When New Zealand is mentioned many people think of those great mountain landscapes in which Peter Jackson filmed his Lord Of The Rings trilogy. But it also has a small but interesting metal scene. I guess that even the most fanatic metal fans will have trouble even mentioning five bands from the country down there – myself included. But, one of those bands is Exordium Mors, a band that has gone mostly unnoticed, even if the band was already founded in 2004 and released two demos, two EP’s and two full-length albums, of which this ‘As Legends Fade And Gods Die’ is their latest offering.

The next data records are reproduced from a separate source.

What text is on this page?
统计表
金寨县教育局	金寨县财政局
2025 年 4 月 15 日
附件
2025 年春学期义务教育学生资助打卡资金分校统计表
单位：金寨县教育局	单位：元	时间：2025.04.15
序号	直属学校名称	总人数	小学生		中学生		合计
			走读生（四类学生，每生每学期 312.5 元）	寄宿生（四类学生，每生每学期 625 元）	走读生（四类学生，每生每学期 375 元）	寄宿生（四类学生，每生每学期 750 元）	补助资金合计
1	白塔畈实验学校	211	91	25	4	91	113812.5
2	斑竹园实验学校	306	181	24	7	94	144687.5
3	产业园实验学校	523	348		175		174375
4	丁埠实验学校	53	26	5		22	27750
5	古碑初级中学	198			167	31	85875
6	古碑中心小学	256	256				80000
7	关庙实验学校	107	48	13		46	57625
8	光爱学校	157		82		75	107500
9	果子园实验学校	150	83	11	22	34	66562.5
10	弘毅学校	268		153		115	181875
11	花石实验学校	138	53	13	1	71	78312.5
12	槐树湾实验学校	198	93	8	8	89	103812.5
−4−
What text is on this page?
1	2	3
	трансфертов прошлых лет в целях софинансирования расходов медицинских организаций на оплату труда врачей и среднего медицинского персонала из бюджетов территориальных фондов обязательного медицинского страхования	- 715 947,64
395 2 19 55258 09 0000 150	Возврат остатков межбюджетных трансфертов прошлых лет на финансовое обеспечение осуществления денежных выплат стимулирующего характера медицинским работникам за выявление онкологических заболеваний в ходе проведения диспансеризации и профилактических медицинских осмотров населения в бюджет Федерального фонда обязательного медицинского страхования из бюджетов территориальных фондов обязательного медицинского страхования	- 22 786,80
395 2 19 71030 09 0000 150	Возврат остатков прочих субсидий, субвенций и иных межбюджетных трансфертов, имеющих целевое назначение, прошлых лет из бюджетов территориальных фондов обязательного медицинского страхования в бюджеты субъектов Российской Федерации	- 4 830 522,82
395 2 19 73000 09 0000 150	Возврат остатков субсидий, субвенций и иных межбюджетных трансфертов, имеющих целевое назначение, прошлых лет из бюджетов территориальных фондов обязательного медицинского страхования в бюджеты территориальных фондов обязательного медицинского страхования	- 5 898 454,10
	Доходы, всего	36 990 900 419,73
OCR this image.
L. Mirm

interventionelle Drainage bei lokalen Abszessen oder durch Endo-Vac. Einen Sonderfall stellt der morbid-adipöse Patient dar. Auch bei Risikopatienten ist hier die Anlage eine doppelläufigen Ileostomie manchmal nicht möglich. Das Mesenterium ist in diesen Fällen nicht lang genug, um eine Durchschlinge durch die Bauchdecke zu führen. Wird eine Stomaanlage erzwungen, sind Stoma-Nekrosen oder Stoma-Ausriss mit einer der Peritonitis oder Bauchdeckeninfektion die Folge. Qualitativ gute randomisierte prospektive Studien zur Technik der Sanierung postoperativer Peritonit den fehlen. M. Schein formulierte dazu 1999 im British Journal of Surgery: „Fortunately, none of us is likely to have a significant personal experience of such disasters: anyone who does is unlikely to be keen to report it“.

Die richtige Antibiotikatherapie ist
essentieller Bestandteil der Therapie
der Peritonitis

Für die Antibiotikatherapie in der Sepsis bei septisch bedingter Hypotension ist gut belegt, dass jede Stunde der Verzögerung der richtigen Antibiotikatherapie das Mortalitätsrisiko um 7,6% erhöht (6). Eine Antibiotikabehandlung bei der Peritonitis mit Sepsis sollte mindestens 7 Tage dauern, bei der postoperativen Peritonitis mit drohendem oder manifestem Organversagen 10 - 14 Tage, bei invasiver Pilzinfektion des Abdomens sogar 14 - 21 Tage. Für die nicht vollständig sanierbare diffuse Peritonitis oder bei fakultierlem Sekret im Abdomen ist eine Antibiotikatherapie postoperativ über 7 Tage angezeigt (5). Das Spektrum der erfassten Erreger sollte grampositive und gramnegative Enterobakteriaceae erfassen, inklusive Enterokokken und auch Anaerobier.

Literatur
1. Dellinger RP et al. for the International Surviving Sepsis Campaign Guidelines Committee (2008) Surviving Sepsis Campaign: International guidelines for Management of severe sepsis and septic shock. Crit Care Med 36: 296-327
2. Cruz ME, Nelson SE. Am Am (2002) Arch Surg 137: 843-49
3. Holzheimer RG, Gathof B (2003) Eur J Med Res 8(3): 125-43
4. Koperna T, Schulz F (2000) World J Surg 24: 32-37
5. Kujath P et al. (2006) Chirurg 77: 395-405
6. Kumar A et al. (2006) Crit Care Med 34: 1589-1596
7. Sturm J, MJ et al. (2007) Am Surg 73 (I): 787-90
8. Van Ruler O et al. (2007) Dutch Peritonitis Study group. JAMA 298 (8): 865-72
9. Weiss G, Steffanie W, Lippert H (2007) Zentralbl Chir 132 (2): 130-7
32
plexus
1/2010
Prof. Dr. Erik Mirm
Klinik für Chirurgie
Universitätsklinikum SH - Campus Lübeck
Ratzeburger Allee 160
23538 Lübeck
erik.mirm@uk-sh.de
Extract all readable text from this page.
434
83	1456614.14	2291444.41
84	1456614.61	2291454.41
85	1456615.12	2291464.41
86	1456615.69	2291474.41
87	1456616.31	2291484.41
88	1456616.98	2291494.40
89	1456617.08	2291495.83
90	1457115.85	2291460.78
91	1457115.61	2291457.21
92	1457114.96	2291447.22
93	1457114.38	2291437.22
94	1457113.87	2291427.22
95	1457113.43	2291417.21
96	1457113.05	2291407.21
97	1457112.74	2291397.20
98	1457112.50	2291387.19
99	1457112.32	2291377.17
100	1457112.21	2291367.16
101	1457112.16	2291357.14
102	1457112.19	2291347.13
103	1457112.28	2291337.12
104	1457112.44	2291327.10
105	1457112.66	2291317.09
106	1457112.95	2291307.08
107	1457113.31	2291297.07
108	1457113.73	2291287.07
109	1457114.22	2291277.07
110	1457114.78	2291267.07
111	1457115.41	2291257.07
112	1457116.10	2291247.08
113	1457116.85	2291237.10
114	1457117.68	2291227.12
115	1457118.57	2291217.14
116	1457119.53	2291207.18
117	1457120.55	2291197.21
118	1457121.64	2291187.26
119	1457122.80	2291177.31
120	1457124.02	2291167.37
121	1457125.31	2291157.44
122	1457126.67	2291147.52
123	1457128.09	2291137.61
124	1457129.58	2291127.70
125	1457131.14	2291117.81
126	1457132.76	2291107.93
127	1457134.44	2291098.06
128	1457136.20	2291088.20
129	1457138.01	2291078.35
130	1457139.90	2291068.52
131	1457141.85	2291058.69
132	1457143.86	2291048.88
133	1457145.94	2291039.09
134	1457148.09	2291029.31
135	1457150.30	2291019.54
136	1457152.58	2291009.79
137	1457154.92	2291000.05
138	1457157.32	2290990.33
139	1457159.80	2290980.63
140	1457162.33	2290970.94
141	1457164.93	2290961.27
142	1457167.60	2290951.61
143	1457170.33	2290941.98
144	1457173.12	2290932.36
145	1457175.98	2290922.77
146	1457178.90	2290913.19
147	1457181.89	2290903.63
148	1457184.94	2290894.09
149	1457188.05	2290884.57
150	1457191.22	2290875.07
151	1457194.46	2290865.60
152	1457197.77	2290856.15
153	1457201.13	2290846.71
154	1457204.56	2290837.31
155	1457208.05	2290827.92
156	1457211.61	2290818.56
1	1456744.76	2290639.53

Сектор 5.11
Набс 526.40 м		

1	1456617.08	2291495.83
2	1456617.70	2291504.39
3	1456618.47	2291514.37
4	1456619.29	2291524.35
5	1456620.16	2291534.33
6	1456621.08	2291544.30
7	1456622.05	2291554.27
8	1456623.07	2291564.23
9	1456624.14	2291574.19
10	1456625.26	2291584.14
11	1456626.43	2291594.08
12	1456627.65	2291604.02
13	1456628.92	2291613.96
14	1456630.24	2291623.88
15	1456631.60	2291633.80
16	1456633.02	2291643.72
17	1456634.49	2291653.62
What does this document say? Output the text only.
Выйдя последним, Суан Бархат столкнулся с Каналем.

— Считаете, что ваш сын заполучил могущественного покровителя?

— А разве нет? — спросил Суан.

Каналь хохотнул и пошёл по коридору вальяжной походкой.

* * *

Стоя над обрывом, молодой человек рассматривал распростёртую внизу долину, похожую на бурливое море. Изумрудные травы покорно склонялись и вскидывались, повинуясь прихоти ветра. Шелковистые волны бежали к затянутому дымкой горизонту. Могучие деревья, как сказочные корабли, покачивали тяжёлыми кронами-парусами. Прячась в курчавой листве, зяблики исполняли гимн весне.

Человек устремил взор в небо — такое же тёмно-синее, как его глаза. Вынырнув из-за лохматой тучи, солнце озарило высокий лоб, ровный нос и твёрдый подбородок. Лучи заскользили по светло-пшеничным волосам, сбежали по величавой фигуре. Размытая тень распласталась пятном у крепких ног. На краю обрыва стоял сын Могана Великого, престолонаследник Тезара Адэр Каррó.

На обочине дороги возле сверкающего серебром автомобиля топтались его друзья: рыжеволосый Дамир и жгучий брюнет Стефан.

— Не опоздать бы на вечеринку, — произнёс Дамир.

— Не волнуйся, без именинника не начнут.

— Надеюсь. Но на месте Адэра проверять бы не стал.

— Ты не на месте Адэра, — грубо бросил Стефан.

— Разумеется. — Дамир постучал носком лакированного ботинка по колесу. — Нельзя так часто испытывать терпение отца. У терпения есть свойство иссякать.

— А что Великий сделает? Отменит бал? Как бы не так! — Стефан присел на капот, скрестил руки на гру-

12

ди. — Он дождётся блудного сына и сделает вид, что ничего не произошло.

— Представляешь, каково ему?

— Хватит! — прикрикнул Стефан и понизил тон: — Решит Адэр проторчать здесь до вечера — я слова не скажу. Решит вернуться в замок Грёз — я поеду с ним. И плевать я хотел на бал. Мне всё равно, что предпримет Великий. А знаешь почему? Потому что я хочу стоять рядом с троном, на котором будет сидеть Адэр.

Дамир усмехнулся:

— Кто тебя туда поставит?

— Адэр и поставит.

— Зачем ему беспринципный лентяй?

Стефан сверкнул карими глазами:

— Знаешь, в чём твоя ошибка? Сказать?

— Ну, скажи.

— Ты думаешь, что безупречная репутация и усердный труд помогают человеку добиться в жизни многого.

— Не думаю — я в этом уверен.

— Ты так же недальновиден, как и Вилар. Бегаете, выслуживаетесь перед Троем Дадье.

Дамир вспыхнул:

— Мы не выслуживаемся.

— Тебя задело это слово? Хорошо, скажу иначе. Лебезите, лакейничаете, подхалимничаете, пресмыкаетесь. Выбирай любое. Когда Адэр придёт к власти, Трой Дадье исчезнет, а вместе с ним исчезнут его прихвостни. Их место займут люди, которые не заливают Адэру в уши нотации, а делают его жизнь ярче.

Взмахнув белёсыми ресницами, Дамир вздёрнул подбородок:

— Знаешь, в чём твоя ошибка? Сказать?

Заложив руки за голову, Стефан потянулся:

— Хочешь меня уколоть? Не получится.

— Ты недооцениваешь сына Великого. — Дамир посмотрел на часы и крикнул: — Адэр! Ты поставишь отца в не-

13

On their debut album, ‘The Apotheosis Of Death’ (2014, Iron, Blood And Death Corporation) the band suffered from a rather strange production. The album sounded so compressed that you can easily say that it was basically digitally beaten to death right at birth. Yet, with a little effort and perseverance, it was possible to dig out the musical ideas, despite the downright appalling sound. With this new album the band took lessons from the past and they present their work in a crystal clear sound, that makes their music shine brightly. Although I usually prefer the murkier, rawer and muddier sound, Exordium Mors’ blend of Black Metal, Death Metal and Thrash Metal definitely require a clear sound. Just like their great musical example, Absu. It is impossible to write anything about Exordium Mors without mentioning that hugely influential American extreme metal band. Frankly, Exordium Mors is even almost an identical copy. The furious drums, many tempo changes, frantic riffing, wild melodies and violent barking vocal attacks (including high-pitched screams) are all included. I am not entirely sure whether this is an honest musical homage to Absu or just downright copycat behaviour.
However, that is of little importance musically, Exordium Mors brings a musical style that has not been played since Absu itself has died and Proscriptor released a not very uplifting album under a new name. So, anyone who is not overly excited with Proscriptor’s current musical direction, that is getting more and more into hyper speed and inimitable technicalities, might consider switching to these New Zealanders.